When asked on April 5th about the overall health of the program and of the international partnership, Secretary of the Air Force Michael Donley responded “we continue to make progress on the program” and that the coalition “remains strong” and commented “[t]he Joint Program Office has a very good program for keeping joint partners up to speed and in the mix.”2

Sources of Fret and Folly

In pursuit of weapons, a nation must employ a logic aligned with its interest -- a logic sometime obvious, sometimes impenetrable.
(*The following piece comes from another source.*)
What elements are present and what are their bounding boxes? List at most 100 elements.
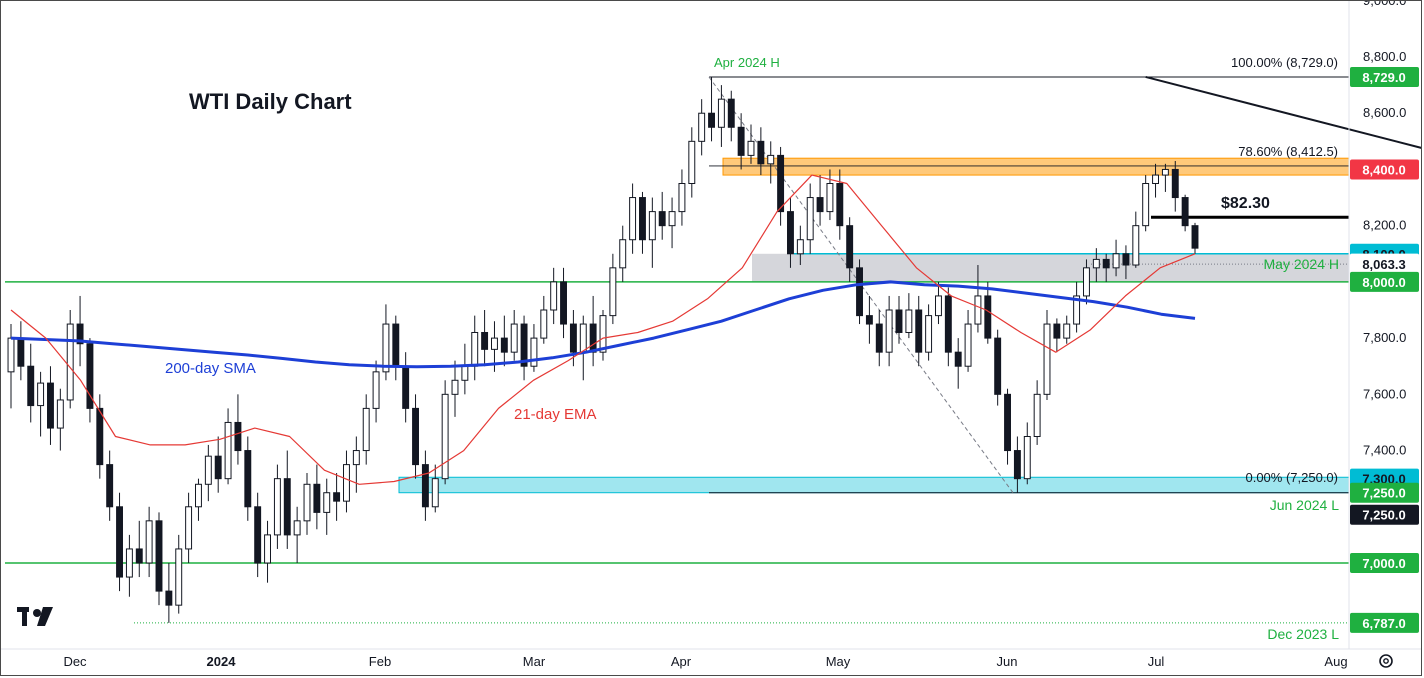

In Iran, the logic is simple.  The current ruling clerical elite possess no legitimacy and the country is surrounded by hostile states -- acquiring a nuclear weapon is the only way to ensure the regime’s survival.

In North Korea, the logic is convoluted.  The bid to develop weapons of mass destruction seems to serve little purpose other than the megalomania of its leadership, especially in light of the deprivation its people suffer.  The constant threat posed to its neighbors and frequent crises the world must endure are lamentable, but, the regime counts on this attention in order to extract concessions from the international community.  As such, whether North Korean weapons function as designed is irrelevant, the weapons function as intended:  diplomatic leverage.

In the case of the United States, the JSF program seems to defy logic altogether.

The entire program’s projected lifetime cost now surpasses $1 trillion.  Numerous American and allied partners have evaluated the program -- repeatedly -- and have found its cost, schedule, and technical assumptions are unsound.  Moreover, the United States and its allies are amidst such dire fiscal straits that significant defense budget cutbacks and government-wide austerity programs are inevitable.  Lastly, the United States and its allies face no existential security threat meriting such an expenditure of resources.  In this last regard, the JSF, oddly enough, is an arms program even Iran and North Korea would forgo – the aircraft is hardly imperative to the country’s survival nor does it benefit the country’s diplomatic relationships.

Whatever the fate of the other two programs, the JSF is destined for equivalent infamy.


1 In April 2009, then Secretary of Defense Robert Gates stated he would be recommending the termination of the recapitalization’s F-22 air supremacy component, which had also been plagued by enormous cost and schedule overruns.  Despite a fleet of 187 aircraft, the F-22 never flew a combat mission over Afghanistan, Iraq, or Libya.

2 Expected customers include Israel, Singapore, and Japan.  However, in February, Japan’s government sent a letter to the Department of Defense warning the country would cancel its three month old order if additional delays or price increases occurred.